Stock Futures Pare Gains After Fall in Jobless Claims
NEW YORK ( TheStreet) -- Stock futures were paring losses after a better-than-expected jobless claims report, but were still pointing to a negative open as investors continued to worry that the Federal Reserve may be heading for a wind-down of quantitative easing. Furthermore, manufacturing data in China indicated an unexpected contraction in manufacturing activity in the country.
All overseas markets were down on the developments, with the Nikkei 225 in Japan suffering its steepest drop since the aftermath of the tsunami and nuclear disaster in March 2011, closing down 7.3%.
Despite the intraday market pressures, "the tenets of the bull market remain intact: strong earnings and corporate balance sheets, shrinking equity supply and little yield in fixed income alternatives and cash," said Jordan Waxman, managing director and partner at HighTower HSW Advisors in New York. "We are looking for opportunities in cyclical names and industries, which are now historically very cheap to the consumer staples stocks we had been buying into the new year."
Futures for the S&P 500 were down 15.25 points, or 12.8 points below fair value, to 1,640.25. U.S. markets on Wednesday erased morning gains, falling sharply after the Federal Reserve minutes from its latest policy-making meeting showed that some members are open to scaling back monetary stimulus by June.
The Labor Department reported that initial jobless claims for the week ended May 18 fell 23,000 to a better-than-expected 340,000 from an upwardly revised 363,000 the prior week.
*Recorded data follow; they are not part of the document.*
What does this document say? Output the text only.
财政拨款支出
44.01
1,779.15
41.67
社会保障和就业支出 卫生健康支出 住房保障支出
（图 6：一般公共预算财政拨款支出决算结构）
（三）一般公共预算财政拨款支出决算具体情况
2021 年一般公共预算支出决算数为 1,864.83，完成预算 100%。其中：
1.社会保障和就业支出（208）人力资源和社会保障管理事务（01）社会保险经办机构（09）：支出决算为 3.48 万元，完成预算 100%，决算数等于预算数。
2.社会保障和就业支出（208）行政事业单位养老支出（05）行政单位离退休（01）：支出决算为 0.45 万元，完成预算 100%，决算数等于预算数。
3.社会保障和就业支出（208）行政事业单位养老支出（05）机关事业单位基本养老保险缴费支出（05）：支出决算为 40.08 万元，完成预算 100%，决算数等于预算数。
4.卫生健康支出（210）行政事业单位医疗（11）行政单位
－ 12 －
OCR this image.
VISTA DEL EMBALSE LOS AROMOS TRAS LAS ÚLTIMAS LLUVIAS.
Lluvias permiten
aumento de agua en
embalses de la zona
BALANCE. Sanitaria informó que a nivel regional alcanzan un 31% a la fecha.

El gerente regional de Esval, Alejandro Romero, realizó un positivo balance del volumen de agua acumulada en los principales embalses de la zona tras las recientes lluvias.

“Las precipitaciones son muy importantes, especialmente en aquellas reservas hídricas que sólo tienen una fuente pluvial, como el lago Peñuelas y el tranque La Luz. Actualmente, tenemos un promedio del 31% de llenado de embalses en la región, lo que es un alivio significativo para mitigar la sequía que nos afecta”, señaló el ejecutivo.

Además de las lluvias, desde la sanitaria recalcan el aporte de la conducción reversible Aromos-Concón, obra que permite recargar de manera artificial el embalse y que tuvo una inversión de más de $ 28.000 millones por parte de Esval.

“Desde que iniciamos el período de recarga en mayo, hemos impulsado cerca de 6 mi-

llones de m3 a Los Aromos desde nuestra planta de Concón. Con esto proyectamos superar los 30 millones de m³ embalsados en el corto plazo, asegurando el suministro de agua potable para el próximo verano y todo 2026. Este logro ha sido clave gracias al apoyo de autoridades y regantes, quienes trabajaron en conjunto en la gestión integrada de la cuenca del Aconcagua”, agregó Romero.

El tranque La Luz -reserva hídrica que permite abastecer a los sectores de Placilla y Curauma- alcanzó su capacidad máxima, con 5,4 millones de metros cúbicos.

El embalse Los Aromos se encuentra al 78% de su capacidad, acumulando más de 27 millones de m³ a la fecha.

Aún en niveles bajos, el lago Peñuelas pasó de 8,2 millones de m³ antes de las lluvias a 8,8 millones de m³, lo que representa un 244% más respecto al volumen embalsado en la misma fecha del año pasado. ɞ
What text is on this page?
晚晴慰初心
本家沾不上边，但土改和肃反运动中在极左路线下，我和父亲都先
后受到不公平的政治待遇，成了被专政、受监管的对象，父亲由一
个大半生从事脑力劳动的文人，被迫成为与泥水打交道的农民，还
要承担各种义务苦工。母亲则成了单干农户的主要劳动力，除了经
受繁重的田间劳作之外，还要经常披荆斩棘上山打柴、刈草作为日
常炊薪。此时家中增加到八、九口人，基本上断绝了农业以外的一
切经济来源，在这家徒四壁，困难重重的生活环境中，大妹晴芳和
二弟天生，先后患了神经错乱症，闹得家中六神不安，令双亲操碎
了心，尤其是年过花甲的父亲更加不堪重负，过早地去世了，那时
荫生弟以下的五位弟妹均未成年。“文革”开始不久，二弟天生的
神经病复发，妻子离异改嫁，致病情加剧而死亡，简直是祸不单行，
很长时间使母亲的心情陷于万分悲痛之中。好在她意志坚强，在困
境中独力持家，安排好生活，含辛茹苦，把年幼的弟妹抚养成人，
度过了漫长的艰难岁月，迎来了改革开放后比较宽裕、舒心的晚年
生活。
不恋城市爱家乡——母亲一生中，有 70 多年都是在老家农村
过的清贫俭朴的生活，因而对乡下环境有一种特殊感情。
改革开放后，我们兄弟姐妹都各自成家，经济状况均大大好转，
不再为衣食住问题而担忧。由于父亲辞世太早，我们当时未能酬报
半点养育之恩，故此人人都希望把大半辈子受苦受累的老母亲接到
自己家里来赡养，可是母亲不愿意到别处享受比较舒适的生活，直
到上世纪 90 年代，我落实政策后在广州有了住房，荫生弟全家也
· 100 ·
Economists, on average, were expecting claims to dip to 345,000. The four-week moving average on initial jobless claims was 339,500, a decrease of 500 from the previous week's 340,000.
Continuing claims for the week ended May 11 decreased 112,000 to a lower-than-expected 2.912 million in the week ended May 11 from an upwardly revised 3.024 million the week before. The consensus estimate among economists was for a decline to 3 million.
In China, fears of a slowing economic recovery were being sparked by a drop in the flash HSBC Purchasing Managers' Index. The preliminary report on manufacturing showed that China's factory activity shrank for the first time since October, with the index softening to 49.6 in May, below the 50 level dividing expansion and contraction.